Paul Krugman affirme que la flambée des prix de l’énergie devrait « terrifier les républicains »
Paul Krugman affirme que le conflit entre les États-Unis et l’Iran provoque une hausse des prix de l’énergie – et c’est une mauvaise nouvelle pour le président Donald Trump, étant donné qu’il est sous pression pour réduire le coût de la vie et s’attaquer à la crise de l’accessibilité financière.
« Beaucoup de gens parlent de la façon dont les prix de l’essence à la pompe ont déjà bondi », a écrit Krugman dans un article publié mercredi sur BlueSky.
« Mais ce qui devrait vraiment terrifier les Républicains, c’est le RBOB, le prix à terme de l’essence en gros. Il est en hausse de 75 cents le gallon depuis son plus bas du début de cette année », a-t-il ajouté.

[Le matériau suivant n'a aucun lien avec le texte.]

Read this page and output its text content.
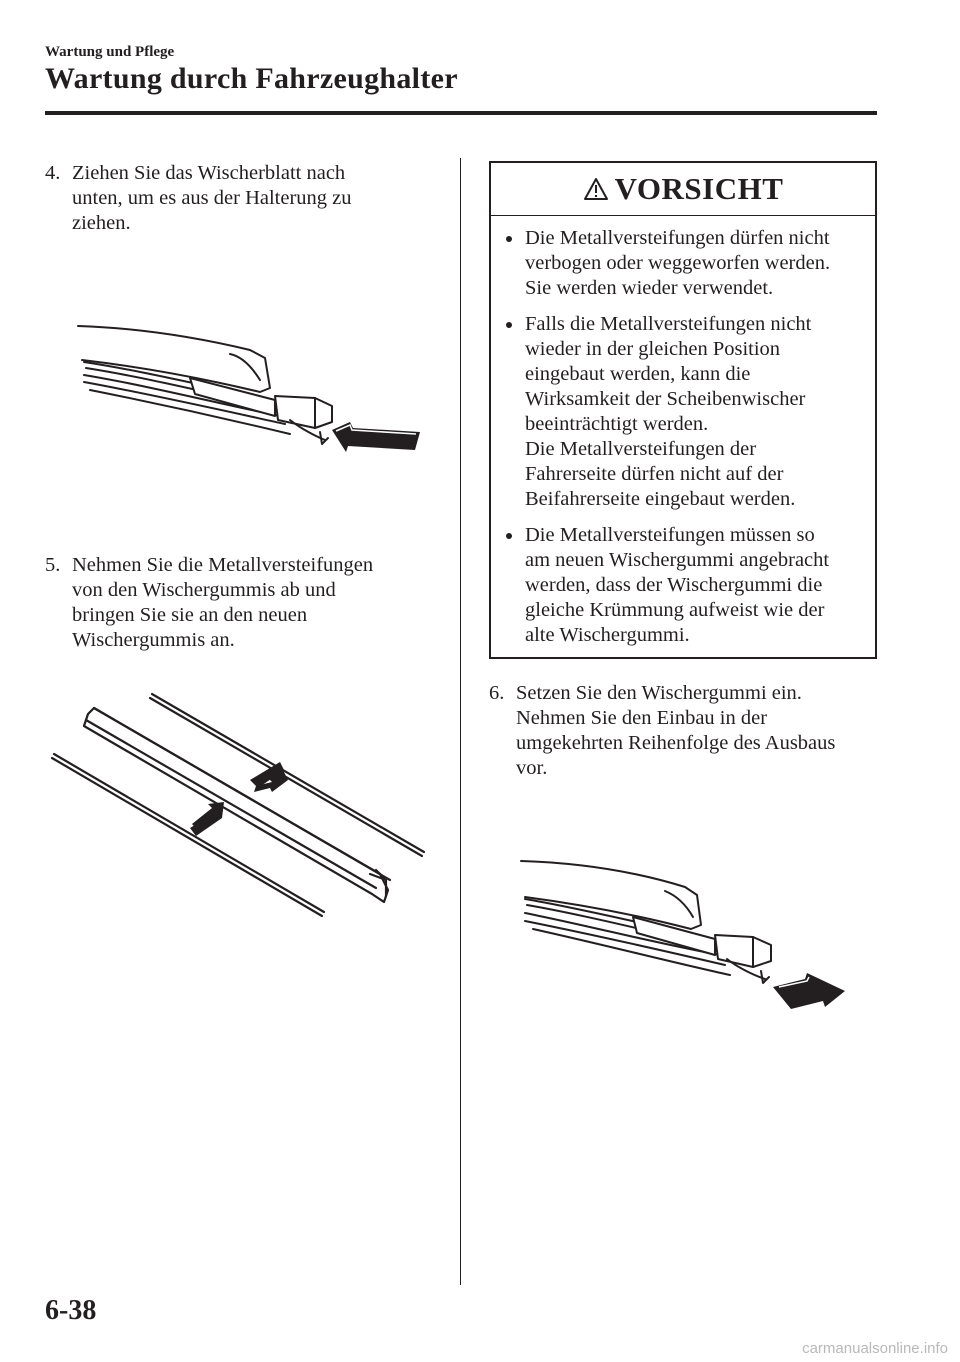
Wartung und Pflege
Wartung durch Fahrzeughalter
4. Ziehen Sie das Wischerblatt nach
unten, um es aus der Halterung zu
ziehen.
5. Nehmen Sie die Metallversteifungen
von den Wischergummis ab und
bringen Sie sie an den neuen
Wischergummis an.
VORSICHT
Die Metallversteifungen dürfen nicht
verbogen oder weggeworfen werden.
Sie werden wieder verwendet.
Falls die Metallversteifungen nicht
wieder in der gleichen Position
eingebaut werden, kann die
Wirksamkeit der Scheibenwischer
beeinträchtigt werden.
Die Metallversteifungen der
Fahrerseite dürfen nicht auf der
Beifahrerseite eingebaut werden.
Die Metallversteifungen müssen so
am neuen Wischergummi angebracht
werden, dass der Wischergummi die
gleiche Krümmung aufweist wie der
alte Wischergummi.
6. Setzen Sie den Wischergummi ein.
Nehmen Sie den Einbau in der
umgekehrten Reihenfolge des Ausbaus
vor.
6-38
carmanualsonline.info
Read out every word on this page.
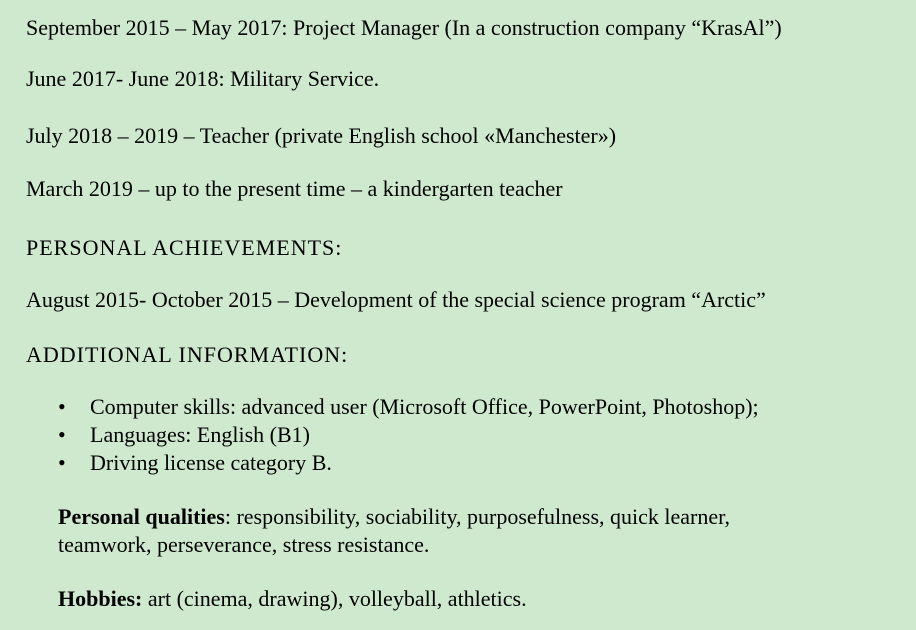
September 2015 – May 2017: Project Manager (In a construction company “KrasAl”)
June 2017- June 2018: Military Service.
July 2018 – 2019 – Teacher (private English school «Manchester»)
March 2019 – up to the present time – a kindergarten teacher
PERSONAL ACHIEVEMENTS:
August 2015- October 2015 – Development of the special science program “Arctic”
ADDITIONAL INFORMATION:
• Computer skills: advanced user (Microsoft Office, PowerPoint, Photoshop);
• Languages: English (B1)
• Driving license category B.
Personal qualities: responsibility, sociability, purposefulness, quick learner,
teamwork, perseverance, stress resistance.
Hobbies: art (cinema, drawing), volleyball, athletics.
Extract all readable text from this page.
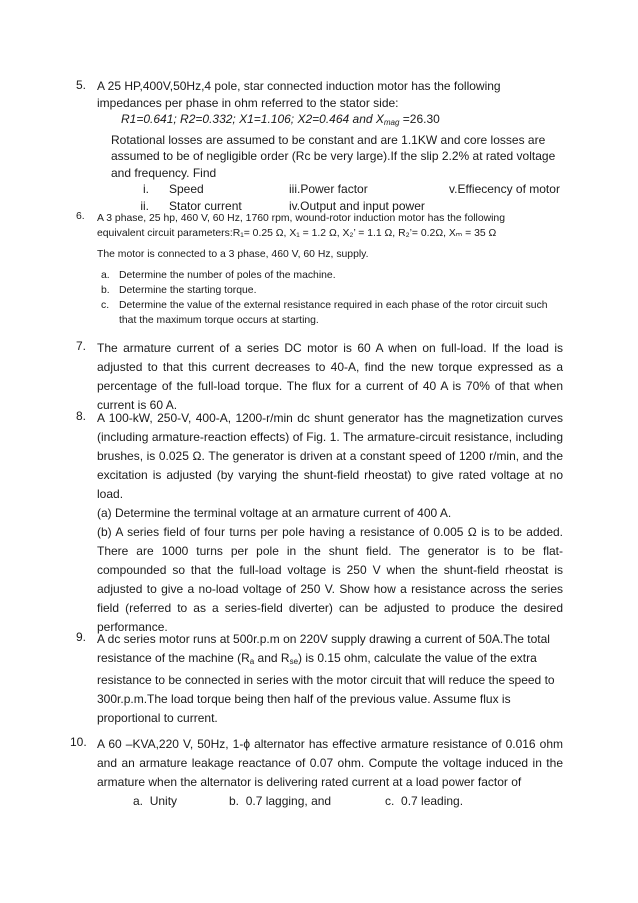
5. A 25 HP,400V,50Hz,4 pole, star connected induction motor has the following
impedances per phase in ohm referred to the stator side:
R1=0.641; R2=0.332; X1=1.106; X2=0.464 and $X_{mag} =26.30$
Rotational losses are assumed to be constant and are 1.1KW and core losses are
assumed to be of negligible order (Rc be very large).If the slip 2.2% at rated voltage
and frequency. Find
i.	Speed	iii.Power factor	v.Effiecency of motor
ii.	Stator current	iv.Output and input power
6. A 3 phase, 25 hp, 460 V, 60 Hz, 1760 rpm, wound-rotor induction motor has the following
equivalent circuit parameters:R₁= 0.25 Ω, X₁ = 1.2 Ω, X₂’ = 1.1 Ω, R₂’= 0.2Ω, Xₘ = 35 Ω
The motor is connected to a 3 phase, 460 V, 60 Hz, supply.
a. Determine the number of poles of the machine.
b. Determine the starting torque.
c. Determine the value of the external resistance required in each phase of the rotor circuit such that the maximum torque occurs at starting.
7. The armature current of a series DC motor is 60 A when on full-load. If the load is adjusted to that this current decreases to 40-A, find the new torque expressed as a percentage of the full-load torque. The flux for a current of 40 A is 70% of that when current is 60 A.
8. A 100-kW, 250-V, 400-A, 1200-r/min dc shunt generator has the magnetization curves (including armature-reaction effects) of Fig. 1. The armature-circuit resistance, including brushes, is 0.025 Ω. The generator is driven at a constant speed of 1200 r/min, and the excitation is adjusted (by varying the shunt-field rheostat) to give rated voltage at no load.
(a) Determine the terminal voltage at an armature current of 400 A.
(b) A series field of four turns per pole having a resistance of 0.005 Ω is to be added. There are 1000 turns per pole in the shunt field. The generator is to be flat-compounded so that the full-load voltage is 250 V when the shunt-field rheostat is adjusted to give a no-load voltage of 250 V. Show how a resistance across the series field (referred to as a series-field diverter) can be adjusted to produce the desired performance.
9. A dc series motor runs at 500r.p.m on 220V supply drawing a current of 50A.The total
resistance of the machine ($R_a$ and $R_{se}$) is 0.15 ohm, calculate the value of the extra
resistance to be connected in series with the motor circuit that will reduce the speed to
300r.p.m.The load torque being then half of the previous value. Assume flux is
proportional to current.
10. A 60 –KVA,220 V, 50Hz, 1-ϕ alternator has effective armature resistance of 0.016 ohm and an armature leakage reactance of 0.07 ohm. Compute the voltage induced in the armature when the alternator is delivering rated current at a load power factor of
a. Unity	b. 0.7 lagging, and	c. 0.7 leading.
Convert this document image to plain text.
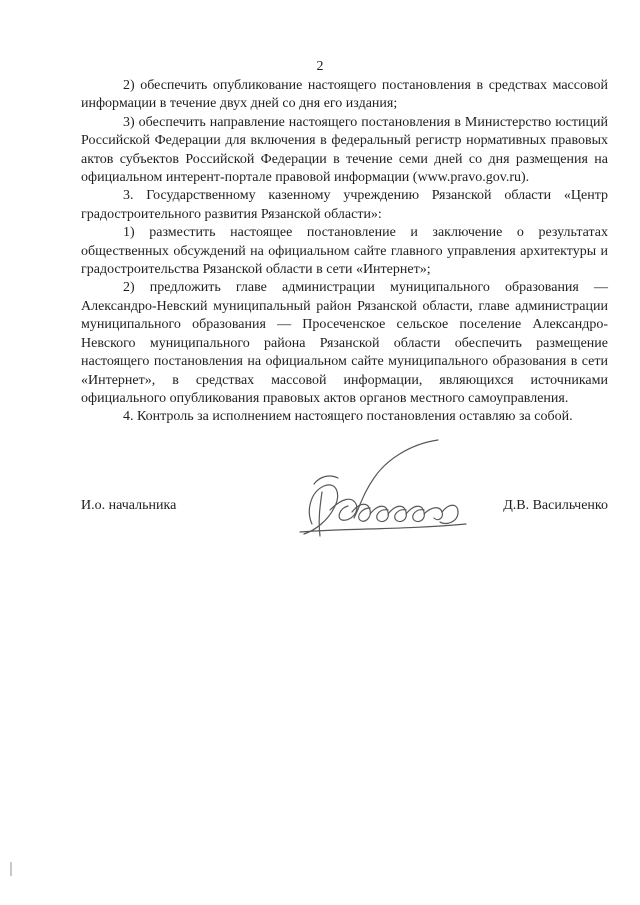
2

2) обеспечить опубликование настоящего постановления в средствах массовой информации в течение двух дней со дня его издания;

3) обеспечить направление настоящего постановления в Министерство юстиций Российской Федерации для включения в федеральный регистр нормативных правовых актов субъектов Российской Федерации в течение семи дней со дня размещения на официальном интерент-портале правовой информации (www.pravo.gov.ru).

3. Государственному казенному учреждению Рязанской области «Центр градостроительного развития Рязанской области»:

1) разместить настоящее постановление и заключение о результатах общественных обсуждений на официальном сайте главного управления архитектуры и градостроительства Рязанской области в сети «Интернет»;

2) предложить главе администрации муниципального образования — Александро-Невский муниципальный район Рязанской области, главе администрации муниципального образования — Просеченское сельское поселение Александро-Невского муниципального района Рязанской области обеспечить размещение настоящего постановления на официальном сайте муниципального образования в сети «Интернет», в средствах массовой информации, являющихся источниками официального опубликования правовых актов органов местного самоуправления.

4. Контроль за исполнением настоящего постановления оставляю за собой.

И.о. начальника	Д.В. Васильченко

Les contrats à terme sur l’essence RBOB d’avril sont passés d’environ 1,70 $ le gallon au début de cette année à environ 2,70 $ vendredi, soit une hausse d’environ 60 % en un peu plus de deux mois.
Le RBOB est un sous-produit raffiné clé du pétrole brut. La flambée des prix à terme suggère que les prix à la pompe augmenteront d’une ampleur similaire, a déclaré Krugman dans une vidéo YouTube qui développait son message.
L’engagement de Trump de faire baisser les prix en tant que président devrait être un sujet de discussion clé lors des élections de mi-mandat de cette année. Le point de vue de Krugman est que les Républicains pourraient être blâmés pour la hausse des prix de l’essence si elle est considérée comme le résultat de la campagne de bombardement de Trump contre l’Iran.
Dans un article publié mercredi par Substack, le lauréat du prix Nobel d’économie et ancien chroniqueur du New York Times a prédit une perturbation prolongée des marchés de l’énergie.
Il a cité l’absence d’une fin claire au conflit en cours entre l’Iran, les États-Unis et Israël, le Moyen-Orient étant un fournisseur mondial clé d’énergie, et la perturbation probable de plusieurs semaines dans le détroit d’Ormuz, une route maritime clé.
Pourtant, Krugman a déclaré que le choc actuel de l’offre ne semble pas aussi grave que la crise énergétique des années 1970, en grande partie parce que le monde est moins dépendant du pétrole aujourd’hui qu’il y a 50 ans.
L’économiste chevronné prévoit que la hausse d’environ 15 dollars du prix du baril de pétrole jusqu’à présent entraînerait une augmentation de 0,3 point de pourcentage du coût de la vie global des Américains. Une hausse de 50 dollars par rapport aux niveaux d’avant les bombardements entraînerait une hausse des prix à la consommation d’environ 1 %, a-t-il estimé.
Cependant, Krugman a souligné que l’économie est déjà écrasée par des droits de douane et des « politiques anti-immigration draconiennes », tout en étant également menacée par l’éclatement potentiel d’une bulle de l’IA, des pertes d’emplois dues à l’IA et des signes d’instabilité financière.
« Maintenant, nous avons ajouté un nouveau niveau d’incertitude massive », a-t-il écrit. « Notre économie est soumise à de nombreuses tensions, et cela pourrait être la goutte d’eau qui fait déborder le vase – une goutte qui devient de plus en plus lourde à mesure que la guerre se prolonge. »
Plusieurs autres commentateurs du marché ont signalé la hausse des prix des contrats à terme RBOB comme étant inquiétante.
« Ormuz est fermée, sans aucune solution en vue », a écrit Marko Kolanovic, ancien stratège en chef des marchés chez JPMorgan, dans un article publié jeudi sur X. « L’essence (RBOB) est en hausse de 50 % depuis le début de l’année. Et les investisseurs en actions sont simplement préoccupés par le jeu des logiciels contre les semi-conducteurs ? »
« RBOB 2,71 $… un sommet sur 52 semaines… virer à 95 cents pour arriver à la moyenne nationale attendue à la pompe… », a déclaré vendredi l’écrivain financier Mike Zaccardi à X.